Mistura de ignorâncias

Por

Ayrton Maciel*

Em 14.03.2021

Na etimologia da palavra, a ignorância significa a falta de conhecimento. Pode ser por o indivíduo não ter oportunidade de acesso a fatos e escritos, pode ser por um estado deliberado de ignorar, o que é um estado consciente. Para além do dicionário, a ignorância é definida na práxis pela ação bruta, violenta, para resolver divergências.  O mundo vive esse estágio, ele é ciclico. É inaceitável – por isso, combatido – porque a ignorância questiona e ameaça a democracia, a liberdade, o saber e a pesquisa, que resulta da curiosidade e de ter consciência de que não se sabe de tudo. É preciso saber mais.

O Brasil vive este estágio, o da ignorância. O ódio que revolta, aflige, angustia – separa amigos e divide famílias – e ameaça a paz social é a consequência da junção das ignorâncias. Uma contesta o conhecimento e, assim, diz que a terra é plana, a fé cura e a ciência mata. Outra se propõe a resolver pela força – o grito, o punho e o fuzil – as diferenças, as quais odeia. As ignorâncias não toleram o diálogo, não admitem a alternativa, não cultivam o poder como rodízio entre contrários. Por esses atributos, acreditam que matar 30 mil – como dizem – eliminará os contrários e erradicará as suas ideias.
A ignorância de conhecimento é a maior fonte de mistura de interpretações. O indivíduo não é capaz de discernir – verdade e mentira, bem e mal, crueldade e fraqueza  -, o que o torna um grande problema, frequentemente uma grande ameaça. Sem conhecimento e senso crítico, tudo que lhe chega é interpretado sem base. Nos dias atuais, faz da imensa quantidade de assuntos uma salada levada ao liquidificador. Sem distinguir, a massa de informações que absorve vira uma sopa, um bolo, com a mesma receita: intervenção militar, fechar o STF e Congresso, liquidar a democracia e matar 30 mil.
Recorro ao filósofo e professor universitário Mário Sérgio Cortella, que fala dos indivíduos sem “capacidade cognitiva”. Na ignorância (sem conhecimento sistematizado) e pela ignorância (a violência) como juízo das divergências.

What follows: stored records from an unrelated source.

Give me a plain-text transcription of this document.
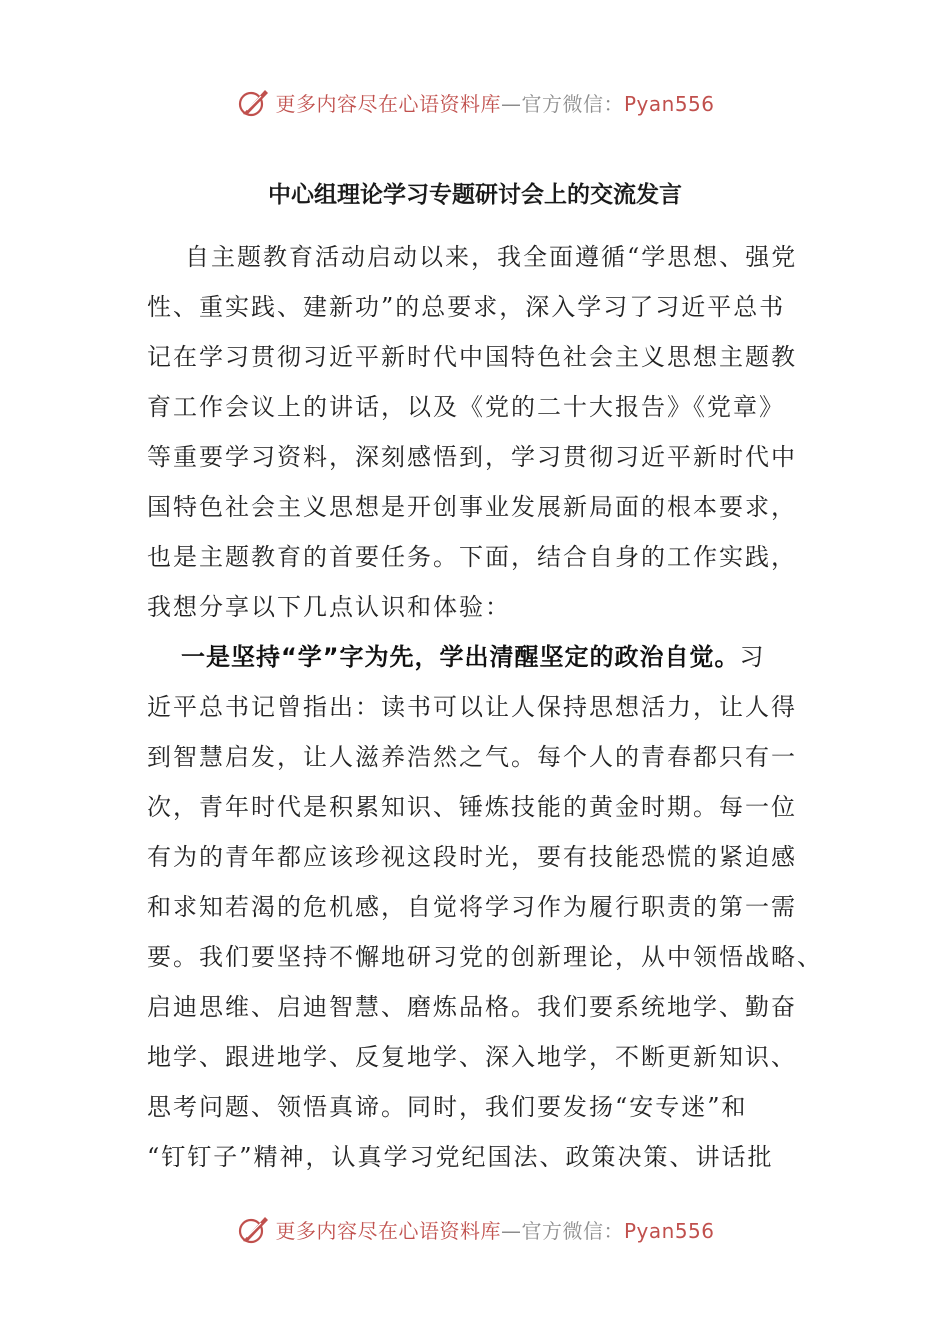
更多内容尽在心语资料库—官方微信：Pyan556
中心组理论学习专题研讨会上的交流发言
自主题教育活动启动以来，我全面遵循“学思想、强党
性、重实践、建新功”的总要求，深入学习了习近平总书
记在学习贯彻习近平新时代中国特色社会主义思想主题教
育工作会议上的讲话，以及《党的二十大报告》《党章》
等重要学习资料，深刻感悟到，学习贯彻习近平新时代中
国特色社会主义思想是开创事业发展新局面的根本要求，
也是主题教育的首要任务。下面，结合自身的工作实践，
我想分享以下几点认识和体验：
一是坚持“学”字为先，学出清醒坚定的政治自觉。习
近平总书记曾指出：读书可以让人保持思想活力，让人得
到智慧启发，让人滋养浩然之气。每个人的青春都只有一
次，青年时代是积累知识、锤炼技能的黄金时期。每一位
有为的青年都应该珍视这段时光，要有技能恐慌的紧迫感
和求知若渴的危机感，自觉将学习作为履行职责的第一需
要。我们要坚持不懈地研习党的创新理论，从中领悟战略、
启迪思维、启迪智慧、磨炼品格。我们要系统地学、勤奋
地学、跟进地学、反复地学、深入地学，不断更新知识、
思考问题、领悟真谛。同时，我们要发扬“安专迷”和
“钉钉子”精神，认真学习党纪国法、政策决策、讲话批
更多内容尽在心语资料库—官方微信：Pyan556
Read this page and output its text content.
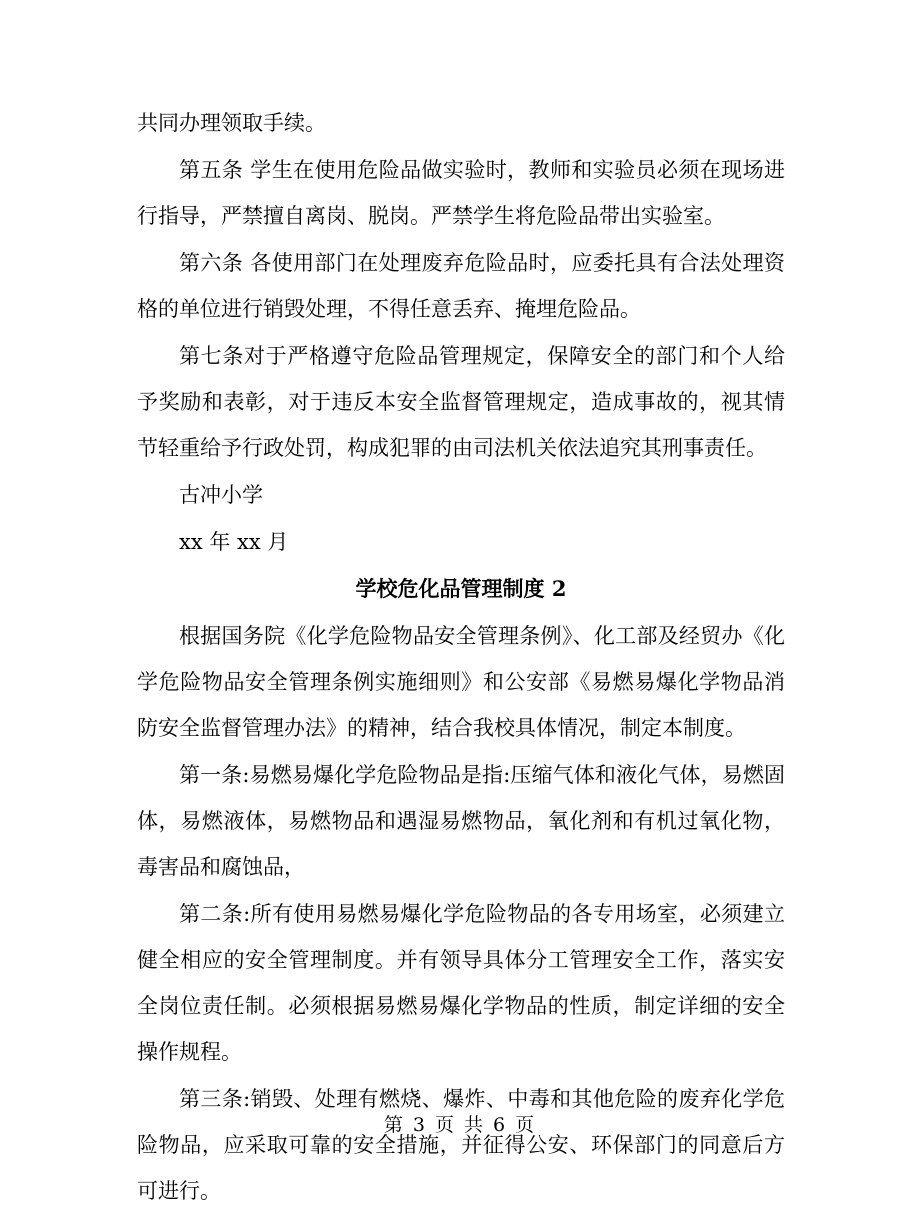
共同办理领取手续。

第五条 学生在使用危险品做实验时，教师和实验员必须在现场进行指导，严禁擅自离岗、脱岗。严禁学生将危险品带出实验室。

第六条 各使用部门在处理废弃危险品时，应委托具有合法处理资格的单位进行销毁处理，不得任意丢弃、掩埋危险品。

第七条对于严格遵守危险品管理规定，保障安全的部门和个人给予奖励和表彰，对于违反本安全监督管理规定，造成事故的，视其情节轻重给予行政处罚，构成犯罪的由司法机关依法追究其刑事责任。

古冲小学

xx 年 xx 月

学校危化品管理制度 2

根据国务院《化学危险物品安全管理条例》、化工部及经贸办《化学危险物品安全管理条例实施细则》和公安部《易燃易爆化学物品消防安全监督管理办法》的精神，结合我校具体情况，制定本制度。

第一条:易燃易爆化学危险物品是指:压缩气体和液化气体，易燃固体，易燃液体，易燃物品和遇湿易燃物品，氧化剂和有机过氧化物，毒害品和腐蚀品，

第二条:所有使用易燃易爆化学危险物品的各专用场室，必须建立健全相应的安全管理制度。并有领导具体分工管理安全工作，落实安全岗位责任制。必须根据易燃易爆化学物品的性质，制定详细的安全操作规程。

第三条:销毁、处理有燃烧、爆炸、中毒和其他危险的废弃化学危险物品，应采取可靠的安全措施，并征得公安、环保部门的同意后方可进行。

第 3 页 共 6 页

E qual o perigo de eventualmente ter tantos no estágio da ignorância, alguns em duplo estágio? Para essas pessoas, moral e ética estão abaixo de força e unicidade, um corpo único integralista que tem a religião como fundamentalismo de sua ação. Por suas interpretações, não é difícil matar, pôr o revólver na cabeça do opositor, quebrar com um soco o rosto do discordante, defender golpe e intervenção, cortar a cabeça de “comunistas” do STF, fechar o Congresso e calar a imprensa, porque isso tudo faz parte da solução.
O subdesenvolvimento é o estágio da ignorância. Em tempos normais, ela emperra o crescimento do país. Nos tempos atuais, vive o seu pico.  A cada dia um novo terror. Mente-se com cinismo, ameaça-se sem medo e desrespeita-se sem qualquer pudor. Sossego deixou de ser algo objetivo, embora imaterial. A ignorância tem dupla face e múltiplos custos.
*Ayrton Maciel é jornalista. Trabalhou no Dario de Pernambuco, Jornal do Commercio e nas rádios Jornal, Olinda e Tamandaré. Ganhador do Prêmio Esso Regional Nordeste de 1991. Escreve aos domingos.